After being a click ‘n shipper for a year, last week I actually visited the post office. Bainbridge sports two post offices, one tiny and the other small. Just one person at a time may enter the tiny post office. But a line forms at the other – six customers and two workers in a small room, sort of spaced out, not really a crowd – but being there made me antsy.

     And made me think about crowds, about how they used to be associated with exciting things: travel, performances, big cities, the Women’s March. How readily we accepted being close to an unknown person – and how long ago that seems.

     And now I wonder what it will be like as things open up, will we ever again be comfortable with crowds? Will we come to a point where crowded moments – the cluster that forms as people wait to disembark the ferry, an airport waiting area, the aisle of a movie theatre after the show, the crush of a rattling, stuffy subway car! – will be normal again?
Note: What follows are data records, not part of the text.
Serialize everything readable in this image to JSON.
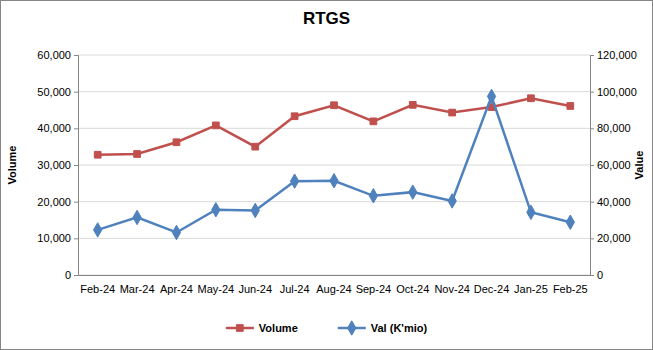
{
  "chart_data": {
    "type": "line",
    "title": "RTGS",
    "categories": [
      "Feb-24",
      "Mar-24",
      "Apr-24",
      "May-24",
      "Jun-24",
      "Jul-24",
      "Aug-24",
      "Sep-24",
      "Oct-24",
      "Nov-24",
      "Dec-24",
      "Jan-25",
      "Feb-25"
    ],
    "y_label": "Volume",
    "y2_label": "Value",
    "ylim": [
      0,
      60000
    ],
    "yticks": [
      0,
      {
        "value": 10000,
        "label": "10,000"
      },
      {
        "value": 20000,
        "label": "20,000"
      },
      {
        "value": 30000,
        "label": "30,000"
      },
      {
        "value": 40000,
        "label": "40,000"
      },
      {
        "value": 50000,
        "label": "50,000"
      },
      {
        "value": 60000,
        "label": "60,000"
      }
    ],
    "y2lim": [
      0,
      120000
    ],
    "y2ticks": [
      0,
      {
        "value": 20000,
        "label": "20,000"
      },
      {
        "value": 40000,
        "label": "40,000"
      },
      {
        "value": 60000,
        "label": "60,000"
      },
      {
        "value": 80000,
        "label": "80,000"
      },
      {
        "value": 100000,
        "label": "100,000"
      },
      {
        "value": 120000,
        "label": "120,000"
      }
    ],
    "grid": true,
    "legend": "bottom",
    "series": [
      {
        "name": "Volume",
        "color": "#c0504d",
        "marker": "square",
        "values": [
          32800,
          33000,
          36200,
          40800,
          35000,
          43300,
          46300,
          41900,
          46400,
          44300,
          45800,
          48200,
          46100
        ]
      },
      {
        "name": "Val (K'mio)",
        "color": "#4f81bd",
        "marker": "diamond",
        "axis": "y2",
        "values": [
          24600,
          31400,
          23200,
          35600,
          35200,
          51200,
          51400,
          43200,
          45200,
          40400,
          97400,
          34200,
          28800
        ]
      }
    ]
  }
}
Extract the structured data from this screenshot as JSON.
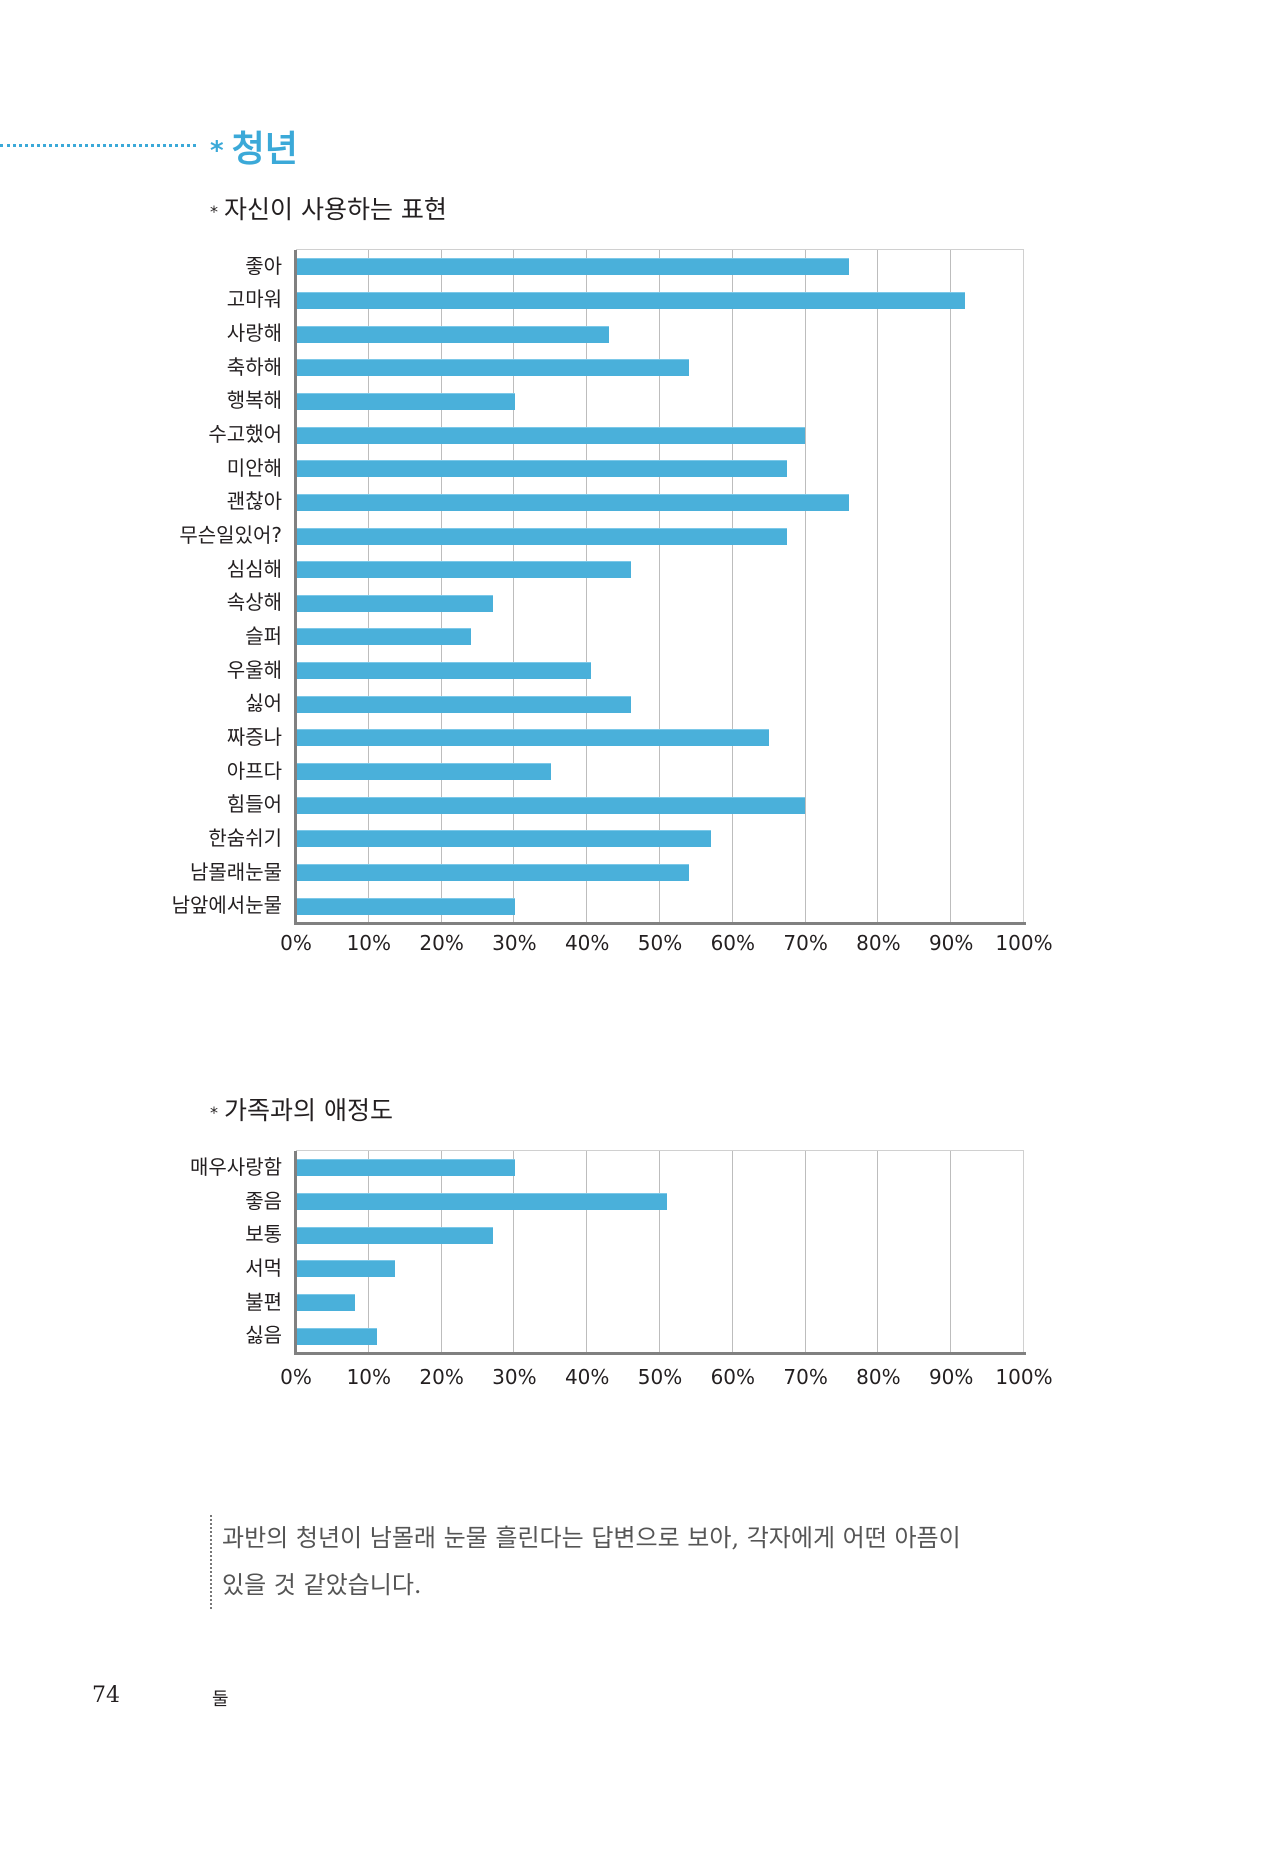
{
  "section": {
    "marker": "*",
    "title": "청년"
  },
  "chart_data": [
    {
      "type": "bar",
      "orientation": "horizontal",
      "title": "자신이 사용하는 표현",
      "title_marker": "*",
      "categories": [
        "좋아",
        "고마워",
        "사랑해",
        "축하해",
        "행복해",
        "수고했어",
        "미안해",
        "괜찮아",
        "무슨일있어?",
        "심심해",
        "속상해",
        "슬퍼",
        "우울해",
        "싫어",
        "짜증나",
        "아프다",
        "힘들어",
        "한숨쉬기",
        "남몰래눈물",
        "남앞에서눈물"
      ],
      "values": [
        76,
        92,
        43,
        54,
        30,
        70,
        67.5,
        76,
        67.5,
        46,
        27,
        24,
        40.5,
        46,
        65,
        35,
        70,
        57,
        54,
        30
      ],
      "xlim": [
        0,
        100
      ],
      "xticks": [
        "0%",
        "10%",
        "20%",
        "30%",
        "40%",
        "50%",
        "60%",
        "70%",
        "80%",
        "90%",
        "100%"
      ],
      "grid": true,
      "bar_color": "#4ab0da"
    },
    {
      "type": "bar",
      "orientation": "horizontal",
      "title": "가족과의 애정도",
      "title_marker": "*",
      "categories": [
        "매우사랑함",
        "좋음",
        "보통",
        "서먹",
        "불편",
        "싫음"
      ],
      "values": [
        30,
        51,
        27,
        13.5,
        8,
        11
      ],
      "xlim": [
        0,
        100
      ],
      "xticks": [
        "0%",
        "10%",
        "20%",
        "30%",
        "40%",
        "50%",
        "60%",
        "70%",
        "80%",
        "90%",
        "100%"
      ],
      "grid": true,
      "bar_color": "#4ab0da"
    }
  ],
  "note": "과반의 청년이 남몰래 눈물 흘린다는 답변으로 보아, 각자에게 어떤 아픔이 있을 것 같았습니다.",
  "footer": {
    "page_number": "74",
    "chapter": "둘"
  }
}
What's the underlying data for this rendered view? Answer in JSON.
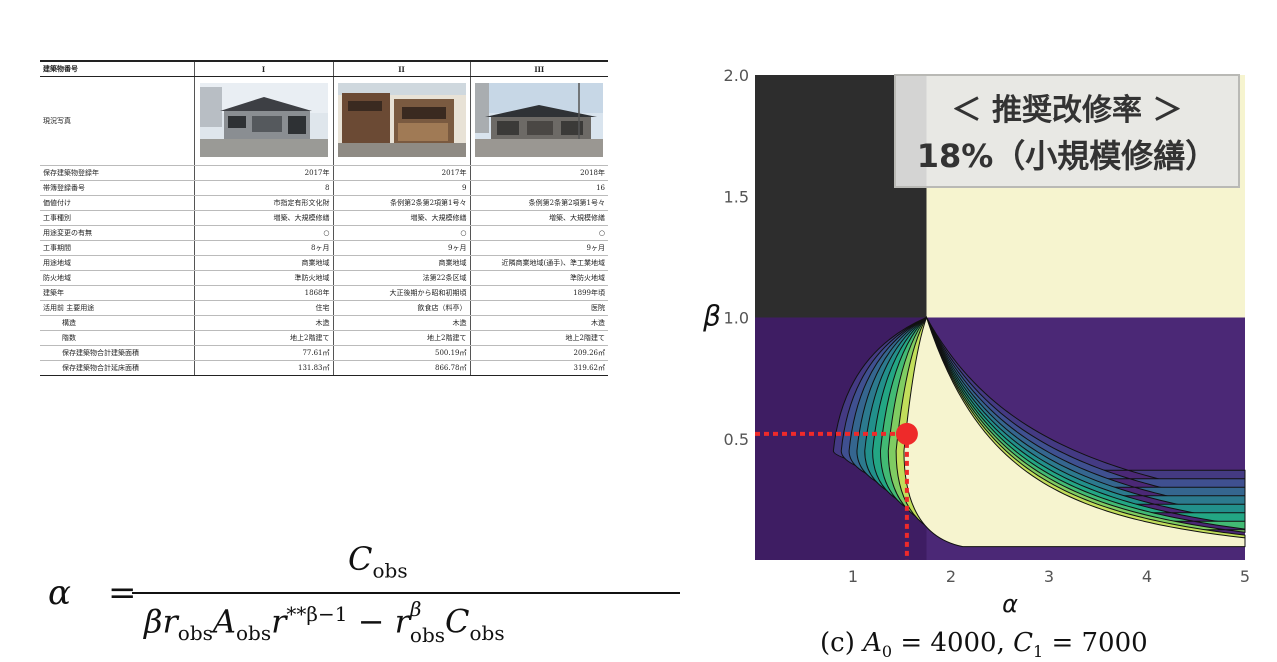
{
  "table": {
    "header": {
      "label": "建築物番号",
      "cols": [
        "I",
        "II",
        "III"
      ]
    },
    "photo_row_label": "現況写真",
    "rows": [
      {
        "label": "保存建築物登録年",
        "v": [
          "2017年",
          "2017年",
          "2018年"
        ],
        "grp": true
      },
      {
        "label": "帯簿登録番号",
        "v": [
          "8",
          "9",
          "16"
        ]
      },
      {
        "label": "価値付け",
        "v": [
          "市指定有形文化財",
          "条例第2条第2項第1号々",
          "条例第2条第2項第1号々"
        ]
      },
      {
        "label": "工事種別",
        "v": [
          "増築、大規模修繕",
          "増築、大規模修繕",
          "増築、大規模修繕"
        ]
      },
      {
        "label": "用途変更の有無",
        "v": [
          "○",
          "○",
          "○"
        ],
        "grp": true
      },
      {
        "label": "工事期間",
        "v": [
          "8ヶ月",
          "9ヶ月",
          "9ヶ月"
        ]
      },
      {
        "label": "用途地域",
        "v": [
          "商業地域",
          "商業地域",
          "近隣商業地域(通手)、準工業地域"
        ]
      },
      {
        "label": "防火地域",
        "v": [
          "準防火地域",
          "法第22条区域",
          "準防火地域"
        ]
      },
      {
        "label": "建築年",
        "v": [
          "1868年",
          "大正後期から昭和初期頃",
          "1899年頃"
        ],
        "grp": true
      },
      {
        "label": "活用前 主要用途",
        "v": [
          "住宅",
          "飲食店（料亭）",
          "医院"
        ]
      },
      {
        "label": "構造",
        "v": [
          "木造",
          "木造",
          "木造"
        ],
        "indent": true
      },
      {
        "label": "階数",
        "v": [
          "地上2階建て",
          "地上2階建て",
          "地上2階建て"
        ],
        "indent": true
      },
      {
        "label": "保存建築物合計建築面積",
        "v": [
          "77.61㎡",
          "500.19㎡",
          "209.26㎡"
        ],
        "indent": true
      },
      {
        "label": "保存建築物合計延床面積",
        "v": [
          "131.83㎡",
          "866.78㎡",
          "319.62㎡"
        ],
        "indent": true,
        "last": true
      }
    ]
  },
  "formula": {
    "lhs": "α",
    "eq": "=",
    "numerator": "C",
    "numerator_sub": "obs",
    "den_beta": "β",
    "den_r": "r",
    "den_r_sub": "obs",
    "den_A": "A",
    "den_A_sub": "obs",
    "den_r2": "r",
    "den_exp": "**β−1",
    "den_minus": "−",
    "den_r3": "r",
    "den_r3_sup": "β",
    "den_r3_sub": "obs",
    "den_C": "C",
    "den_C_sub": "obs"
  },
  "chart_data": {
    "type": "heatmap",
    "xlabel": "α",
    "ylabel": "β",
    "xlim": [
      0,
      5
    ],
    "ylim": [
      0,
      2
    ],
    "xticks": [
      "1",
      "2",
      "3",
      "4",
      "5"
    ],
    "yticks": [
      "0.5",
      "1.0",
      "1.5",
      "2.0"
    ],
    "regions": [
      {
        "name": "dark",
        "x": [
          0,
          1.75
        ],
        "y": [
          1,
          2
        ],
        "color": "#2d2d2d"
      },
      {
        "name": "pale-yellow",
        "x": [
          1.75,
          5
        ],
        "y": [
          1,
          2
        ],
        "color": "#f6f4cf"
      },
      {
        "name": "purple",
        "x": [
          0,
          1.75
        ],
        "y": [
          0,
          1
        ],
        "color": "#3e1d63"
      }
    ],
    "contour_levels": [
      0.6,
      0.95,
      1.35,
      1.8,
      2.3,
      2.85,
      3.45,
      4.1,
      4.8,
      5.6
    ],
    "contour_colors": [
      "#4b2876",
      "#443a83",
      "#3f5090",
      "#35668f",
      "#2c7a8e",
      "#22908b",
      "#23a684",
      "#42ba74",
      "#7fcc62",
      "#c2de5b",
      "#f6f4cf"
    ],
    "apex": [
      1.75,
      1.0
    ],
    "observed_point": {
      "x": 1.55,
      "y": 0.52
    },
    "callout": {
      "line1": "＜ 推奨改修率 ＞",
      "line2": "18%（小規模修繕）"
    },
    "caption": {
      "prefix": "(c) ",
      "A": "A",
      "A_sub": "0",
      "A_val": " = 4000, ",
      "C": "C",
      "C_sub": "1",
      "C_val": " = 7000"
    }
  }
}
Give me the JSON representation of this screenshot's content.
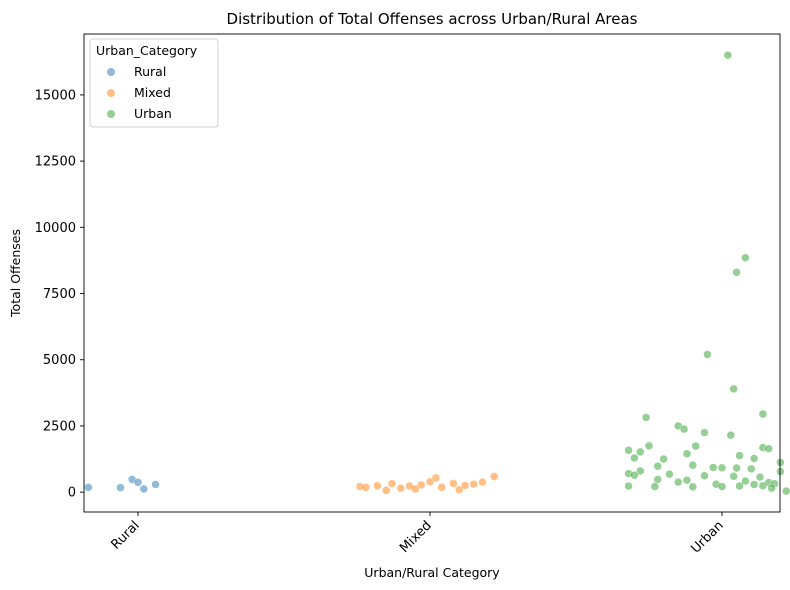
{
  "chart_data": {
    "type": "scatter",
    "title": "Distribution of Total Offenses across Urban/Rural Areas",
    "xlabel": "Urban/Rural Category",
    "ylabel": "Total Offenses",
    "categories": [
      "Rural",
      "Mixed",
      "Urban"
    ],
    "ylim": [
      -750,
      17300
    ],
    "yticks": [
      0,
      2500,
      5000,
      7500,
      10000,
      12500,
      15000
    ],
    "grid": false,
    "legend": {
      "title": "Urban_Category",
      "placement": "top-left",
      "entries": [
        "Rural",
        "Mixed",
        "Urban"
      ]
    },
    "series": [
      {
        "name": "Rural",
        "color": "#1f77b4",
        "points": [
          {
            "x": -0.17,
            "y": 180
          },
          {
            "x": -0.06,
            "y": 170
          },
          {
            "x": -0.02,
            "y": 480
          },
          {
            "x": 0.0,
            "y": 370
          },
          {
            "x": 0.02,
            "y": 120
          },
          {
            "x": 0.06,
            "y": 290
          }
        ]
      },
      {
        "name": "Mixed",
        "color": "#ff7f0e",
        "points": [
          {
            "x": -0.24,
            "y": 210
          },
          {
            "x": -0.22,
            "y": 180
          },
          {
            "x": -0.18,
            "y": 240
          },
          {
            "x": -0.15,
            "y": 70
          },
          {
            "x": -0.13,
            "y": 320
          },
          {
            "x": -0.1,
            "y": 150
          },
          {
            "x": -0.07,
            "y": 230
          },
          {
            "x": -0.05,
            "y": 120
          },
          {
            "x": -0.03,
            "y": 270
          },
          {
            "x": 0.0,
            "y": 390
          },
          {
            "x": 0.02,
            "y": 540
          },
          {
            "x": 0.04,
            "y": 180
          },
          {
            "x": 0.08,
            "y": 330
          },
          {
            "x": 0.1,
            "y": 90
          },
          {
            "x": 0.12,
            "y": 250
          },
          {
            "x": 0.15,
            "y": 300
          },
          {
            "x": 0.18,
            "y": 380
          },
          {
            "x": 0.22,
            "y": 590
          }
        ]
      },
      {
        "name": "Urban",
        "color": "#2ca02c",
        "points": [
          {
            "x": 0.02,
            "y": 16500
          },
          {
            "x": 0.08,
            "y": 8850
          },
          {
            "x": 0.05,
            "y": 8300
          },
          {
            "x": -0.05,
            "y": 5200
          },
          {
            "x": 0.04,
            "y": 3900
          },
          {
            "x": 0.14,
            "y": 2950
          },
          {
            "x": -0.26,
            "y": 2820
          },
          {
            "x": -0.15,
            "y": 2500
          },
          {
            "x": -0.13,
            "y": 2380
          },
          {
            "x": -0.06,
            "y": 2250
          },
          {
            "x": 0.03,
            "y": 2150
          },
          {
            "x": -0.25,
            "y": 1750
          },
          {
            "x": -0.09,
            "y": 1740
          },
          {
            "x": 0.14,
            "y": 1680
          },
          {
            "x": 0.16,
            "y": 1640
          },
          {
            "x": -0.32,
            "y": 1580
          },
          {
            "x": -0.28,
            "y": 1520
          },
          {
            "x": -0.12,
            "y": 1450
          },
          {
            "x": 0.06,
            "y": 1380
          },
          {
            "x": -0.3,
            "y": 1290
          },
          {
            "x": -0.2,
            "y": 1250
          },
          {
            "x": 0.11,
            "y": 1270
          },
          {
            "x": 0.2,
            "y": 1120
          },
          {
            "x": -0.1,
            "y": 1020
          },
          {
            "x": -0.22,
            "y": 980
          },
          {
            "x": -0.03,
            "y": 930
          },
          {
            "x": 0.0,
            "y": 920
          },
          {
            "x": 0.05,
            "y": 910
          },
          {
            "x": 0.1,
            "y": 880
          },
          {
            "x": -0.28,
            "y": 800
          },
          {
            "x": 0.2,
            "y": 780
          },
          {
            "x": -0.32,
            "y": 700
          },
          {
            "x": -0.18,
            "y": 680
          },
          {
            "x": -0.3,
            "y": 640
          },
          {
            "x": -0.06,
            "y": 620
          },
          {
            "x": 0.04,
            "y": 600
          },
          {
            "x": 0.13,
            "y": 570
          },
          {
            "x": -0.22,
            "y": 480
          },
          {
            "x": -0.12,
            "y": 450
          },
          {
            "x": 0.08,
            "y": 420
          },
          {
            "x": -0.15,
            "y": 380
          },
          {
            "x": 0.16,
            "y": 360
          },
          {
            "x": 0.18,
            "y": 320
          },
          {
            "x": -0.02,
            "y": 300
          },
          {
            "x": 0.11,
            "y": 290
          },
          {
            "x": -0.32,
            "y": 230
          },
          {
            "x": -0.23,
            "y": 210
          },
          {
            "x": -0.1,
            "y": 200
          },
          {
            "x": 0.0,
            "y": 210
          },
          {
            "x": 0.06,
            "y": 230
          },
          {
            "x": 0.14,
            "y": 240
          },
          {
            "x": 0.17,
            "y": 150
          },
          {
            "x": 0.22,
            "y": 40
          }
        ]
      }
    ]
  }
}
     What do you most look forward to in our future? I love the very thought of a hug (or maybe a crowded hug) with grandchildren and their parents. Increasing acceptance of public crowds will mark a milestone in our COVID-19 journey – this one toward joy! 

6 thoughts on “Crowds

  1. I hope that’s the green man of science holding everyone so confidently up in your entertaining painting. Crowds have certainly changed their meaning for us, and I think it will take a long time – if ever – to regain our nonchalant acceptance of being surrounded. I think (and I have been lucky with being able to hug the grandchildren, or that would be the very first thing I’d want) that I will like to be able to pass people on the street and see their smiles, or their frowns, or whatever expression they feel like sharing. I miss faces. And I miss that casual connection with humanity in all its oddities that seems so muffled right now.

  2. We have visited with some nearby vaccinated friends and it’s felt good. Still waiting for older son and wife to be vaccinated–we haven’t seen them in over a year. And about crowds–they’ve always made me uneasy and this quiet year has intensified that feeling..

    And now I’d like an artist’s statement re that painting! )I love it.)

    • Aah – the little fellow holding up all the reference people (photos we were to draw from) from my class! I have no idea how the set up happened. Began just doing the assignment – but the sad lady seemed to want to be in front of the with it girl – and then the meditative guy held up almost everybody but he needed a little help from Mrs Doubtfire from an ad in the New Yorker – and then well, the green muscle guy just happened. All of them began as much more straightforward photos. Who knows? But was really fun. Thanks for noticing!